A une heure de son concert au Triptyque où il présente son nouvel album, le premier à sonorité folk, Fink nous reçoit dans un café à quelques mètres de la salle parisienne…

Comment vas-tu?
Un tout petit peu nerveux! Je n’ai pas encore beaucoup tourné, donc j’ai toujours la pression quand je dois faire une scène. C’est mon premier concert à l’international. Pour l’instant je n’ai joué qu’à Londres et à Brighton. Et là, en plus, les gens font la queue devant la salle! Ça me la met encore plus… Donc pour l’instant je n’ai joué qu’en Grande-Bretagne avec ce disque. J’ai mixé dans le monde entier, mais ça ne donne pas les mêmes sensations du tout. Quand tu es DJ, tu as les platines qui te cachent, on dirait un château fort, et tu es occupé à choisir tes disques. Ça demande de la concentration. En plus, personne ne vient t’applaudir ou te huer. Ce n’est pas plus ou moins facile, mais c’est juste complètement différent. Franchement, quand tu es un DJ Ninja Tune, c’est aussi beaucoup de pression, tout le monde t’attend un peu au tournant. Le label, en lui-même, est un tel gage de qualité que tu n’as pas vraiment le droit de décevoir. Partout où tu vas, quand c’est à toi de rentrer en piste, les gens t’attendent au tournant.

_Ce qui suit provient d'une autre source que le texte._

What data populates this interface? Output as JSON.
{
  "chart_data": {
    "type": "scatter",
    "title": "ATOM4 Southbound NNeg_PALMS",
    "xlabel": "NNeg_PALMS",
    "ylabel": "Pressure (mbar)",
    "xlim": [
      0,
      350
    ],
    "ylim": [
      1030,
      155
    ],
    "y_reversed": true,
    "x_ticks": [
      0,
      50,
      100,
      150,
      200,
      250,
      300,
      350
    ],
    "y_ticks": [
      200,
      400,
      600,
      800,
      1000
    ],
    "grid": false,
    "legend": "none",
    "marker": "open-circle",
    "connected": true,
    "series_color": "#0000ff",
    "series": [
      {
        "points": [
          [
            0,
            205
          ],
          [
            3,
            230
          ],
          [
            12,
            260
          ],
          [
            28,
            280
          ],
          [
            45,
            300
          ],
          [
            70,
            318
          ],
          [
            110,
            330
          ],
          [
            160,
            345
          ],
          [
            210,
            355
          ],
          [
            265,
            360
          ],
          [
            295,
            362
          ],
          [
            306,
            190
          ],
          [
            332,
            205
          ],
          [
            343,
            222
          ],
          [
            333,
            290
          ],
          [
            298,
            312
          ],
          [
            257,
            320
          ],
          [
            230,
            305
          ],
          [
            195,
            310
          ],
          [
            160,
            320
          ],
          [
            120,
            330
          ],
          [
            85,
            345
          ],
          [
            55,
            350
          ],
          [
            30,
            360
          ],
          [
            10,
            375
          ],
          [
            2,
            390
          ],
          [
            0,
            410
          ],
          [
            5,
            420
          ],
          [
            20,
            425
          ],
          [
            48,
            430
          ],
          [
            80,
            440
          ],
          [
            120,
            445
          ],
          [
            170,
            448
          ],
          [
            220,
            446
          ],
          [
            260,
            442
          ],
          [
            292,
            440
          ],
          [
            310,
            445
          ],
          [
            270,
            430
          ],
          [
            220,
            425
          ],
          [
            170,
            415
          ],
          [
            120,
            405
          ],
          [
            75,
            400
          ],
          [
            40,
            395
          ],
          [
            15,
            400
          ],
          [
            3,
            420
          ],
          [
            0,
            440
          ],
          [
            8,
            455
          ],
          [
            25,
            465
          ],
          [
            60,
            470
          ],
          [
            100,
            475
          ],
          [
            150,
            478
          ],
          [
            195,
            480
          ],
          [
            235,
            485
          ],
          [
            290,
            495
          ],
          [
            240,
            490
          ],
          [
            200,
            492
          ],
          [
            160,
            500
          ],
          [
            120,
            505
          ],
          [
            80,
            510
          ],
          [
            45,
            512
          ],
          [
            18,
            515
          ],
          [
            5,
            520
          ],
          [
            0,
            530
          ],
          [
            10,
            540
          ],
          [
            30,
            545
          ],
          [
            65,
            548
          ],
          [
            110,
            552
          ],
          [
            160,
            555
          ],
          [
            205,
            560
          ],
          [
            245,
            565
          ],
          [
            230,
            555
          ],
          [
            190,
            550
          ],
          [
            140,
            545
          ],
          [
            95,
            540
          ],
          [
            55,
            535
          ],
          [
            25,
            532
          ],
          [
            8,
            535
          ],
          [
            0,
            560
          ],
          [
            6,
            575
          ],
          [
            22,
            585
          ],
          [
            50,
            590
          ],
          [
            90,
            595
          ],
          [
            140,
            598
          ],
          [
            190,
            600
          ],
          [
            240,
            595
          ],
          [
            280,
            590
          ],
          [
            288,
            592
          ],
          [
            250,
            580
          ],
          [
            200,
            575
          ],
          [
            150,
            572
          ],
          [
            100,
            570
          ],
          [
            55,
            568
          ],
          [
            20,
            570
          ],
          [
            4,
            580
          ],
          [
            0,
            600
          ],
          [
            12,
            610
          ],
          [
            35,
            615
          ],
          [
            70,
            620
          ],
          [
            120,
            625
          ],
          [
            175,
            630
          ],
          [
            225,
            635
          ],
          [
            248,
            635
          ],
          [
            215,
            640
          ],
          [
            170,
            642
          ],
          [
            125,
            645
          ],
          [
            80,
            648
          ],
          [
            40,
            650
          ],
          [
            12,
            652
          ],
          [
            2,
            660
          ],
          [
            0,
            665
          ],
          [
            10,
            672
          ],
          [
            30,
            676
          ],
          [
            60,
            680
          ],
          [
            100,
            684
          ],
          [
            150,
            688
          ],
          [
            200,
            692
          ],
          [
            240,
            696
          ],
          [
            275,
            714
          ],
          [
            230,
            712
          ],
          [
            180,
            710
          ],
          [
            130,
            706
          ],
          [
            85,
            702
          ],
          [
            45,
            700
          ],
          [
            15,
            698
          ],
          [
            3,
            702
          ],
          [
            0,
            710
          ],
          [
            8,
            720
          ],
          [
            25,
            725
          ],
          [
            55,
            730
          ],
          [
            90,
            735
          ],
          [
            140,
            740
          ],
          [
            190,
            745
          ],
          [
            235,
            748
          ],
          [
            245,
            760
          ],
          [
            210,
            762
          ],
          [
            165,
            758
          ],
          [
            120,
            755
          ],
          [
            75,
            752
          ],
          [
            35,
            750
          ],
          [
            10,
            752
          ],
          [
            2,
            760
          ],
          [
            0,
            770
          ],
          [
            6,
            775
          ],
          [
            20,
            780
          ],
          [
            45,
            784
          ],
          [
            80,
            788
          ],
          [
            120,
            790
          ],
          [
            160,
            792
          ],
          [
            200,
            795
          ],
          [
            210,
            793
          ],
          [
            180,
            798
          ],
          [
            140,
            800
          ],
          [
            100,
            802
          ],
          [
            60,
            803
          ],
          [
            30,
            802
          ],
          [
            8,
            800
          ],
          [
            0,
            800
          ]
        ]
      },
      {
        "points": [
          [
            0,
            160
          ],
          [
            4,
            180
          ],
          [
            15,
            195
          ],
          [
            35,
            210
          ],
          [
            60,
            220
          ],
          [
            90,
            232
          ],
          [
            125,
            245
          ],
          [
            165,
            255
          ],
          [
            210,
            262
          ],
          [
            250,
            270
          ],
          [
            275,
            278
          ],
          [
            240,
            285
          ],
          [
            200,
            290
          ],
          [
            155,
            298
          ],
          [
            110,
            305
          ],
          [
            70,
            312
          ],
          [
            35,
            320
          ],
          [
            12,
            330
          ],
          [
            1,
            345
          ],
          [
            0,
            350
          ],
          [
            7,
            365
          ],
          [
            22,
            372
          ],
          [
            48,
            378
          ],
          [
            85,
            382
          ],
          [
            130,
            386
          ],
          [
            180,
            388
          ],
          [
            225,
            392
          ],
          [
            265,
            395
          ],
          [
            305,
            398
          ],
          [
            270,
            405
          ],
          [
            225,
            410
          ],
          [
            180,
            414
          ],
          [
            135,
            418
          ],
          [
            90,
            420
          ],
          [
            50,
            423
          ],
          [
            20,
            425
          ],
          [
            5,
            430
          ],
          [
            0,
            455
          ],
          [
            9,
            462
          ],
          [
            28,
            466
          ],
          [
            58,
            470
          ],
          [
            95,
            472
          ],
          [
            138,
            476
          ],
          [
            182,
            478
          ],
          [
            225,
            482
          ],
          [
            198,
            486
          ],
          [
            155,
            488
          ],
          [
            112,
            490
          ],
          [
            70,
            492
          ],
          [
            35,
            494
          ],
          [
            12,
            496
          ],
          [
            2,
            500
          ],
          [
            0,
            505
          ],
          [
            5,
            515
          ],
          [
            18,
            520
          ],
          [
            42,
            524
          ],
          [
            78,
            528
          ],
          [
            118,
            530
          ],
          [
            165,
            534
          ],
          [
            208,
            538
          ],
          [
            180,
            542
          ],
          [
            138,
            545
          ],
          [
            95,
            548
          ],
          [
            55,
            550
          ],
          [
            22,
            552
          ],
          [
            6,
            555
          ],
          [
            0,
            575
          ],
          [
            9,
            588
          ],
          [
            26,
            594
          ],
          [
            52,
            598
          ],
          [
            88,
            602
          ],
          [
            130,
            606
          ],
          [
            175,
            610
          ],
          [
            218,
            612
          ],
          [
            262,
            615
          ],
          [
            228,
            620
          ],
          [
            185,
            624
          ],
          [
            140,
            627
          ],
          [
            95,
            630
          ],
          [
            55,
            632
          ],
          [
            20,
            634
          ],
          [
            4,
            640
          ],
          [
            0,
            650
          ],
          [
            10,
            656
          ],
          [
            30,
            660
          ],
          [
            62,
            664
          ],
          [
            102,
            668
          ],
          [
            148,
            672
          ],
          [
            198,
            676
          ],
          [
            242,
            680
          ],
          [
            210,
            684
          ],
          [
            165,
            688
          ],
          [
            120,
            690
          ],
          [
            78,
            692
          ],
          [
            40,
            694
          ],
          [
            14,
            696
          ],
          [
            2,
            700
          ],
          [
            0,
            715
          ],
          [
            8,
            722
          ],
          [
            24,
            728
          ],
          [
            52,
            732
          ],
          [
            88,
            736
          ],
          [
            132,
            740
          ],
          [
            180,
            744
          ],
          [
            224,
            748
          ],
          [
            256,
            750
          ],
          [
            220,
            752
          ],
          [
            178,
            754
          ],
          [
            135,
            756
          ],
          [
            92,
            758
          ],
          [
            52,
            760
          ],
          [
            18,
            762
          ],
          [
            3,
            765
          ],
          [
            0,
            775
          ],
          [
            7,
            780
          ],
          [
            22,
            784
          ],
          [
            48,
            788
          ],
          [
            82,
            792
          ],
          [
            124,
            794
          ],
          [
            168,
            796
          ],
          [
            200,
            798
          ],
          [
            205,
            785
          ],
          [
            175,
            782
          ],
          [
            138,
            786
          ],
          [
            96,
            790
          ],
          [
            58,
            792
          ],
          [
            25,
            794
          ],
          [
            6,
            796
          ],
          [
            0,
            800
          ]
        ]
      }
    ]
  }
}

Justement, comment es-tu rentré dans l’écurie Ninja Tune?
De la manière la plus simple qu’il soit. Je leur ai envoyé une démo! J’étais déjà signé sur un autre label qui s’appelait Kickin, qui était assez porté sur la techno, ce que je faisais à l’époque. Je faisais de l’ambiant pour être exact. En fait, je faisais partie d’un groupe, on était trois, et on a fini par se séparer. On n’arrêtait pas de se disputer. C’est assez courrant quand on a un groupe de musique électronique, on joue tous du même instrument et donc on a rapidement tendance à se marcher sur les pieds. On a donc splitté quand on enregistrait notre deuxième album. On avait que cinq chansons de terminées, de l’ambiant on était plutôt en train de passer à du trip hop. Et sur ces cinq chansons, y en avait une qui était vraiment bonne, c’était un morceau Drum n’Bass, au moment où cette musique commençait à peine, au début des années 90. On l’a envoyée à Ninja. C’était à une période où eux se demandaient quoi faire de toutes ces démos qu’ils recevaient, où la plupart du temps il n’y avait qu’une chanson qui était vraiment bonne. Et ils ont décidé de sortir une compilation avec tous ces morceaux. Le nôtre a été sélectionné. Ils nous ont recontacté après pour savoir où on en était dans nos projets, et pour nous faire savoir qu’ils étaient vraiment intéressés pour suivre notre musique. On leur a dit qu’on s’était séparés, et ils avaient l’air vraiment déçus! Ils ont quand même insisté, nous demandant si on continuait à faire de la musique individuellement et, si oui, si on pouvait leur envoyer des démos. Je crois que j’étais le seul de nous trois qui était vraiment motivé à l’idée de bosser avec Ninja Tune. J’ai tellement progressé en tant que DJ quand j’ai intégré cette écurie! Quand tu tournes avec eux, tu es obligé d’être au top.Moi, j’ai appris énormément d’un mec comme DJ Food! Il m’impressionnait vachement, et du coup j’ai dû travailler comme un fou pour essayer d’être à son niveau.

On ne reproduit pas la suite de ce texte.